De polêmica, aliás, nunca fugiu. Adora. Quando uma líder do movimento negro criticou Negra Li por causa de uma cirurgia plástica para afinar o nariz, saiu na defesa da cantora. A tal líder é que era intolerante, na opinião dele, pois não aceitava que um ser humano de pele escura fosse outra coisa que não o ícone de uma causa. “Negra Li tem o direito de botar piercing, de pintar o cabelo, de beber cerveja e até mesmo de afinar o nariz”, dizia a carta. Apreciador do Animal Planet, ele traçou em carta um paralelo entre a ação dos predadores e a violência do Rio. “Somos, todos nós, 99% dessa cidade supostamente maravilhosa, herbívoros à espera dos predadores”.

Ao analisar o rombo da previdência, José Carlos distribui símbolos para inúmeras variáveis e conclui que, “com enorme simplicidade”, uma condição de Justiça para o cidadão seria a fórmula $a = p x $s x (t2 - t1)/(T - t2). Nem tanto, professor. Simples é a moral que se extrai depois da leitura do artigo: não é qualquer jornalista que poderia ter como segunda opção no vestibular a engenharia química.
As cartas são assim, têm erudição, polêmica e fofice. Sim, ao tratar da estupidez da guerra civil palestina, lembra o amigo Isam Jaber, nascido na Jordânia, como ele especialista em polímeros, que conheceu no doutoramento nos EUA, nos anos 90. “Isam era estranhamente estrangeiro em todos os lugares do mundo e, por isso, seu passaporte era expedido pela ONU. Ou seja, por ser palestino, Isam havia sido condenado a vagar pelo mundo sem ter um local onde pudesse simplesmente chegar a estar”.

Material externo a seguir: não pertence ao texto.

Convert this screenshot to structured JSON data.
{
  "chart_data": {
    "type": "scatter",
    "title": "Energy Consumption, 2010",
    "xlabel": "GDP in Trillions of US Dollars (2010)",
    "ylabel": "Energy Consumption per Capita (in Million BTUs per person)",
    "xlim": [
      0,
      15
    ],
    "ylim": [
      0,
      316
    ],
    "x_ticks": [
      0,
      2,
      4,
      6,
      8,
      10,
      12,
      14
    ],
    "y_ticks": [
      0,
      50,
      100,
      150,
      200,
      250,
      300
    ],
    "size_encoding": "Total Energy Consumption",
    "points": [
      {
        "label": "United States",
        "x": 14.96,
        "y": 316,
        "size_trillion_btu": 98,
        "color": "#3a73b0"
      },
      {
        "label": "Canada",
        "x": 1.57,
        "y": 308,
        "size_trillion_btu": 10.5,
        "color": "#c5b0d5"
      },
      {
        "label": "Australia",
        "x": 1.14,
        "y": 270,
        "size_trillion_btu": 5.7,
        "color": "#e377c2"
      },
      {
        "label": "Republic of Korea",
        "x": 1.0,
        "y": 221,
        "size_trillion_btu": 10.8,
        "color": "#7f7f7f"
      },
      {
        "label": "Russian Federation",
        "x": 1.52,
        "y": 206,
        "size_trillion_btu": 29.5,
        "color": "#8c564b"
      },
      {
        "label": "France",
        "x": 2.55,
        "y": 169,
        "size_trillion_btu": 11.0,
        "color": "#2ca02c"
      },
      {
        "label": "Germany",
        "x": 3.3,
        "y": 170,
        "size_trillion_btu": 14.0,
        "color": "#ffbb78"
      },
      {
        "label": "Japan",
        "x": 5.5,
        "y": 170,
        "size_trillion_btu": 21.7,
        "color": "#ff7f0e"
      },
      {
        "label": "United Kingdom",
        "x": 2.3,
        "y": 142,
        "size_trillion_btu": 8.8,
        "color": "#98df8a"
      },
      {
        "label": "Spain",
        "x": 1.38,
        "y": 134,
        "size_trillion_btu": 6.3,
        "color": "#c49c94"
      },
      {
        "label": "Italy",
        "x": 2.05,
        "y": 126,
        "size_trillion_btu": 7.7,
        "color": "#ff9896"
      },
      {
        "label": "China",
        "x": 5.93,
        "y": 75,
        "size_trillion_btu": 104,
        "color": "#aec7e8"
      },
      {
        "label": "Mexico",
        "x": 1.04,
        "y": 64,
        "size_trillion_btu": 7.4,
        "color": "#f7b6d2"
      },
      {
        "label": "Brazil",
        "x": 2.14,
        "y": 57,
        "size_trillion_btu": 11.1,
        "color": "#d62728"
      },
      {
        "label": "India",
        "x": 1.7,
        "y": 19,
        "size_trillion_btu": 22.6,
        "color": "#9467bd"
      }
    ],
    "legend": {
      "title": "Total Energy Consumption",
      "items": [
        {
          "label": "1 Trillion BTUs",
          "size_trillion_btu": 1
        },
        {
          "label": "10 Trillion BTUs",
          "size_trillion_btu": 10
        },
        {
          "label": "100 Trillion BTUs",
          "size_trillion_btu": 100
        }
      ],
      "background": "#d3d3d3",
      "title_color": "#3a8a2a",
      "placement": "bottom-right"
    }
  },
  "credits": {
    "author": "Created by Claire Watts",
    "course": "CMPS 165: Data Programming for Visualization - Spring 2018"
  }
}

Fãs não faltam a José Carlos. Como o amigo de infância Marcus Salvador, com quem, muitas vezes, amadurece o discurso antes de levá-lo ao papel:

— É uma pessoa inteligentíssima e desprovida de barreira cultural. Num barzinho, fala de bomba atômica, das Ilhas Malvinas e do cabelo ralo do Roberto Carlos — brinca. — Uma vez, eu tive o desprazer de ir a um restaurante e escrevi uma reclamação para o Programa Furado do Rio Show, que publicou. Claro que liguei para ele, tinha que provocar.

Mestre do jornalismo e apresentador do Observatório da Imprensa, Alberto Dines observa que o “diálogo do leitor com os jornais se intensificou com a universalização do telefone e, agora, com a internet:

— É claro que o leitor tem o direito de se manifestar sobre tudo, mas quem sofreu uma agressão ou teve um direito desrespeitado tem prioridade. Se você enviar muitas cartas ou quiser discorrer sobre a primavera no Afeganistão, tem que entrar na fila — afirma.

As paixões, do Mengão ao jornal, em que se viciou lendo as páginas rosas do finado “Jornal dos Sports”, comprado diariamente pelo avô, falam mais alto. Em 2008, O GLOBO publicou um anúncio dos 200 anos do Banco do Brasil, que simulava uma primeira página do jornal falando de sua importância e história. A primeira página de verdade ficou por baixo, escondida. Uma heresia que não foi perdoada. Toma-lhe carta: “O GLOBO hoje vendeu a alma”.

— Fiquei tiririca.

Casado e pai de três filhos, José Carlos é poeta e compositor. Sonha ter seus versos lidos pelo mestre Zeca Pagodinho ou Maria Gadú. O projeto é para “ontem”. Mesmo dizendo ser um “compositor sofrível”, vai soltar a voz num CD de MPB, com a banda Intervalo.

Caro editor, da próxima vez, publica o professor José Carlos!